The muted enthusiasm evident among most Portugal supporters at the start of this tournament has now been replaced by excitement levels not seen since the height of the Luiz Felipe Scolari era at Euro 2004 and the 2006 World Cup.
Ahead of the all Iberian semi-final there is a palpable feeling that this Selecção team could be on the cusp of a historic first trophy.
“Unstoppable!” was the headline emblazoned on the front page of leading sports daily A Bola the day after a high-quality and composed display from Portugal had seen off a dogged Czech Republic side.
But is this most un-Portuguese like wave of optimism justified? After all, to make progress the Selecção must now overcome the reigning World and European Champions, Spain.
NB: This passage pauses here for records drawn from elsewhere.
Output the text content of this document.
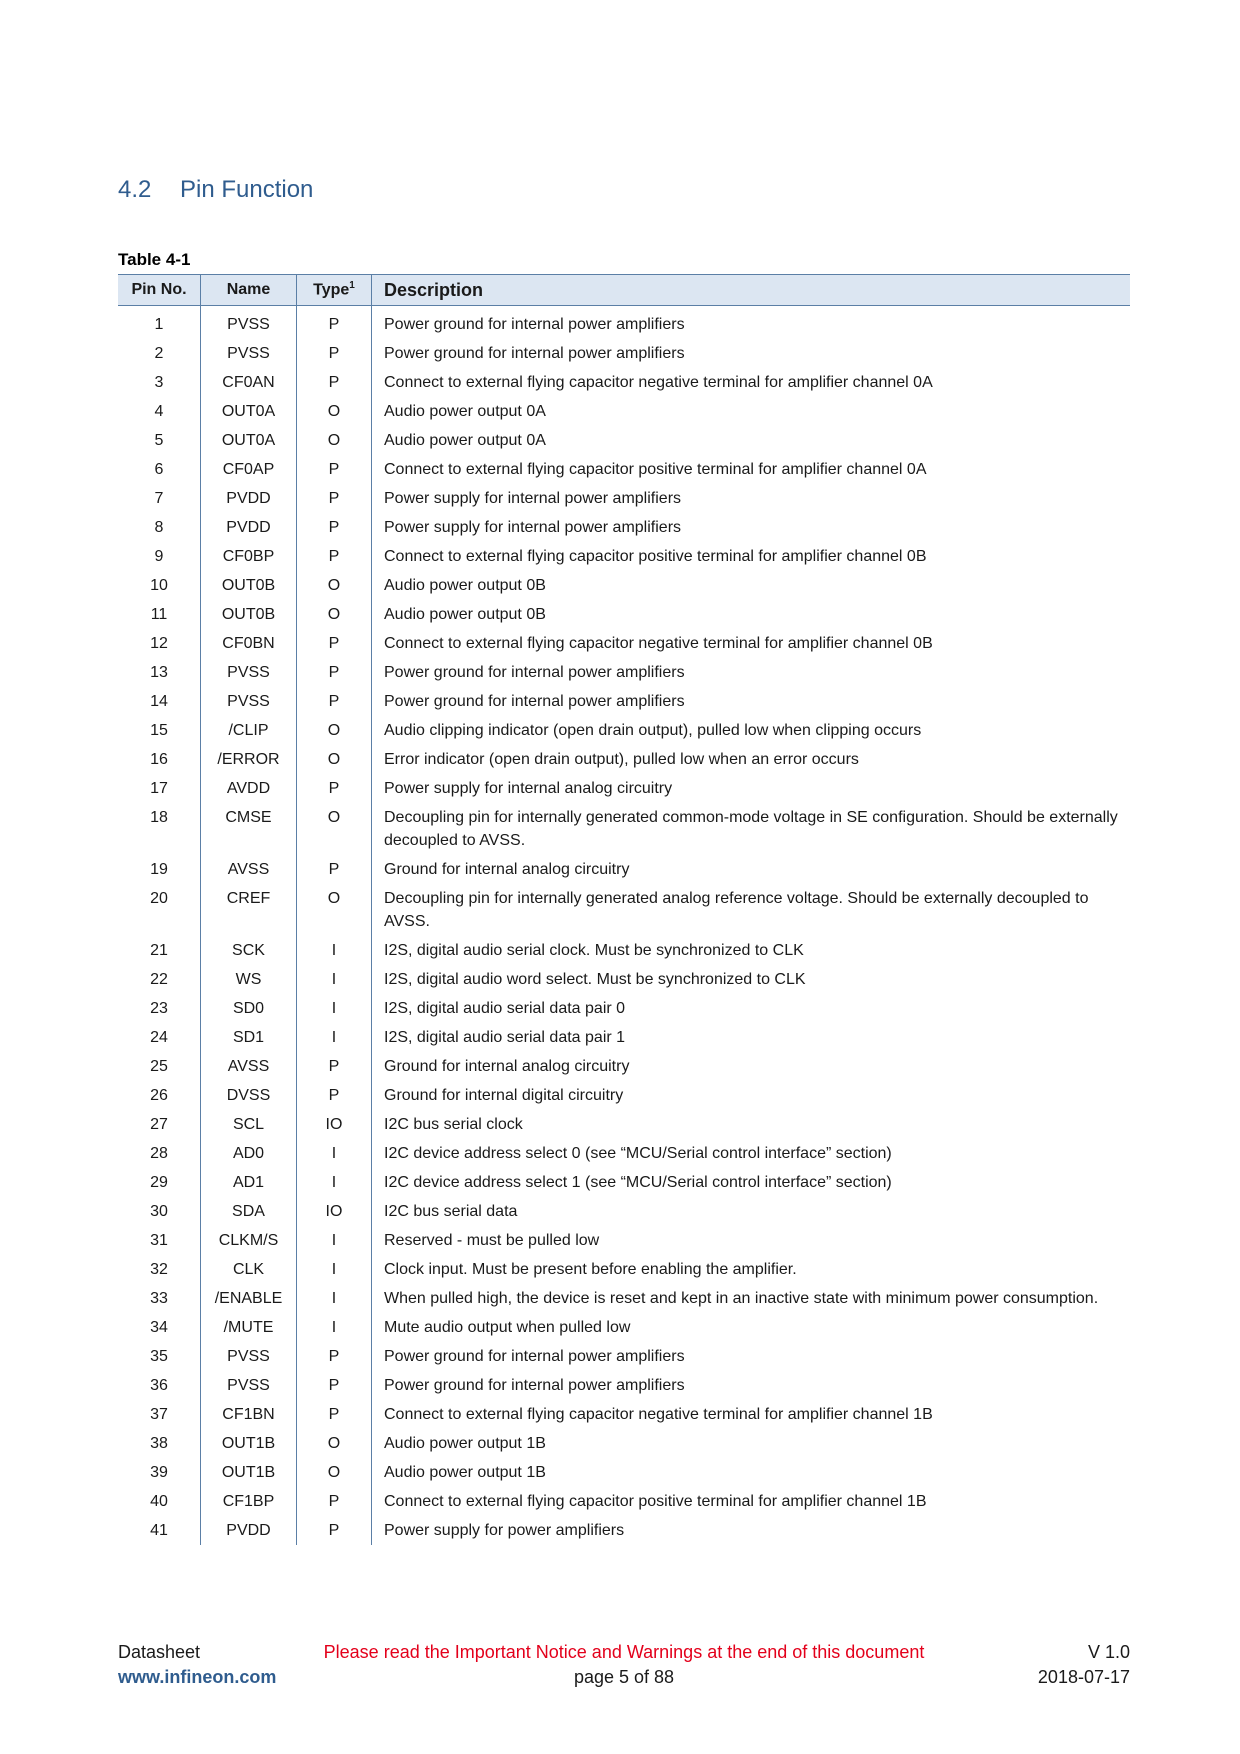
4.2 Pin Function
Table 4-1
Pin No.	Name	Type$^1$	Description
1	PVSS	P	Power ground for internal power amplifiers
2	PVSS	P	Power ground for internal power amplifiers
3	CF0AN	P	Connect to external flying capacitor negative terminal for amplifier channel 0A
4	OUT0A	O	Audio power output 0A
5	OUT0A	O	Audio power output 0A
6	CF0AP	P	Connect to external flying capacitor positive terminal for amplifier channel 0A
7	PVDD	P	Power supply for internal power amplifiers
8	PVDD	P	Power supply for internal power amplifiers
9	CF0BP	P	Connect to external flying capacitor positive terminal for amplifier channel 0B
10	OUT0B	O	Audio power output 0B
11	OUT0B	O	Audio power output 0B
12	CF0BN	P	Connect to external flying capacitor negative terminal for amplifier channel 0B
13	PVSS	P	Power ground for internal power amplifiers
14	PVSS	P	Power ground for internal power amplifiers
15	/CLIP	O	Audio clipping indicator (open drain output), pulled low when clipping occurs
16	/ERROR	O	Error indicator (open drain output), pulled low when an error occurs
17	AVDD	P	Power supply for internal analog circuitry
18	CMSE	O	Decoupling pin for internally generated common-mode voltage in SE configuration. Should be externally decoupled to AVSS.
19	AVSS	P	Ground for internal analog circuitry
20	CREF	O	Decoupling pin for internally generated analog reference voltage. Should be externally decoupled to AVSS.
21	SCK	I	I2S, digital audio serial clock. Must be synchronized to CLK
22	WS	I	I2S, digital audio word select. Must be synchronized to CLK
23	SD0	I	I2S, digital audio serial data pair 0
24	SD1	I	I2S, digital audio serial data pair 1
25	AVSS	P	Ground for internal analog circuitry
26	DVSS	P	Ground for internal digital circuitry
27	SCL	IO	I2C bus serial clock
28	AD0	I	I2C device address select 0 (see “MCU/Serial control interface” section)
29	AD1	I	I2C device address select 1 (see “MCU/Serial control interface” section)
30	SDA	IO	I2C bus serial data
31	CLKM/S	I	Reserved - must be pulled low
32	CLK	I	Clock input. Must be present before enabling the amplifier.
33	/ENABLE	I	When pulled high, the device is reset and kept in an inactive state with minimum power consumption.
34	/MUTE	I	Mute audio output when pulled low
35	PVSS	P	Power ground for internal power amplifiers
36	PVSS	P	Power ground for internal power amplifiers
37	CF1BN	P	Connect to external flying capacitor negative terminal for amplifier channel 1B
38	OUT1B	O	Audio power output 1B
39	OUT1B	O	Audio power output 1B
40	CF1BP	P	Connect to external flying capacitor positive terminal for amplifier channel 1B
41	PVDD	P	Power supply for power amplifiers
Datasheet	Please read the Important Notice and Warnings at the end of this document	V 1.0
www.infineon.com	page 5 of 88	2018-07-17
The noises coming out of the Portugal camp exude a quiet confidence, and several factors suggest it is not misplaced. Here are five reasons why the Spanish will hold no fear for the Portuguese:
1) Recent history
Yes, it was only a friendly, but the manner of Portugal’s remarkable dismantling of a practically full-strength Spain side in November 2010 will surely give Paulo Bento’s men a psychological boost – and plant a few seeds of doubt in the opposition. The Selecção were irresistible as they plundered a 4-0 win in Lisbon, pressing incessantly, zipping the ball from foot to foot crisply and accurately, and finishing their chances with aplomb. The same formation and most of the same players will be on duty in Donetsk on Wednesday night.
Even in the last competitive match between the two nations played a few months earlier in South Africa, only an offside David Villa goal proved the difference, giving Spain a narrow, albeit deserved victory. Both these encounters will ensure Portugal do not go into the match with an inferiority complex.
2) Squad packed with winners
A host of Portugal’s players who will be on duty on Wednesday are used to that winning feeling. Captain Cristiano Ronaldo, Pepe and Fábio Coentrão played key roles as Real Madrid got the better of a Barcelona team some champion as the greatest club side ever. João Moutinho was at the hub of FC Porto’s midfield as the Dragons clocked up yet another domestic title in Portugal.
Raul Meireles may have been suspended for the Champions League final, but nobody should underestimate the role he played in pushing Chelsea to European glory, especially in that semi-final second leg in the Camp Nou. Nani had a rare lean year at Manchester United, but the winger has won a raft of silverware since swapping Sporting for Old Trafford.
These six players are used to winning, and the contribution each one has made thus far at Euro 2012 suggests they are determined to transpose that club success onto the international arena.
3) Portugal more than Ronaldo
Cristiano Ronaldo has been hogging all the headlines in the wake of two mesmeric performances against the Netherlands and the Czech Republic, but one thing that has set this Portugal side apart from many of its predecessors is the unmistakable unity and spirit of sacrifice among the whole squad.
It is a team in the true sense of the word, and when one part of it is not firing on all cylinders, others have compensated. The captain’s off-day and the response from the rest of the side against Denmark is the perfect example of that. Ronaldo will always be Portugal’s most potent weapon. But an able supporting cast has stepped up big time.
The Portuguese players can go into the game completely uninhibited by the unreasonably demanding expectations often placed upon them by the media and fans alike back home. A Bola editor-in-chief, Vítor Serpa, wrote after the Czech victory: “Now, anything is possible, but the memory of this as an enjoyable tournament is already assured, where the national team went back to the best expression of Portuguese football.”
Enjoying their football is precisely what Portugal’s players seem to be doing at the moment. Spain, on the other hand, will surely consider a semi-final exit a failure. So one side goes into the game with no pressure but full of ambition, with a huge prize awaiting them should they triumph. The other goes into it with more to lose than to gain.
5) Spain on the wane?
Spain are undoubtedly a magnificent team. Player for player, it is difficult to argue against Vicente del Bosque’s men still being the best squad in the world. However, the two times they have come up against quality opposition this tournament, they have struggled to dominate to such an extent as in the recent past. Spain could quite conceivably have lost to both Italy and Croatia.
Is that because they are yet to hit full gear or is it a case of the players not having the same hunger after four years of astonishing success? The answer could come on Wednesday night.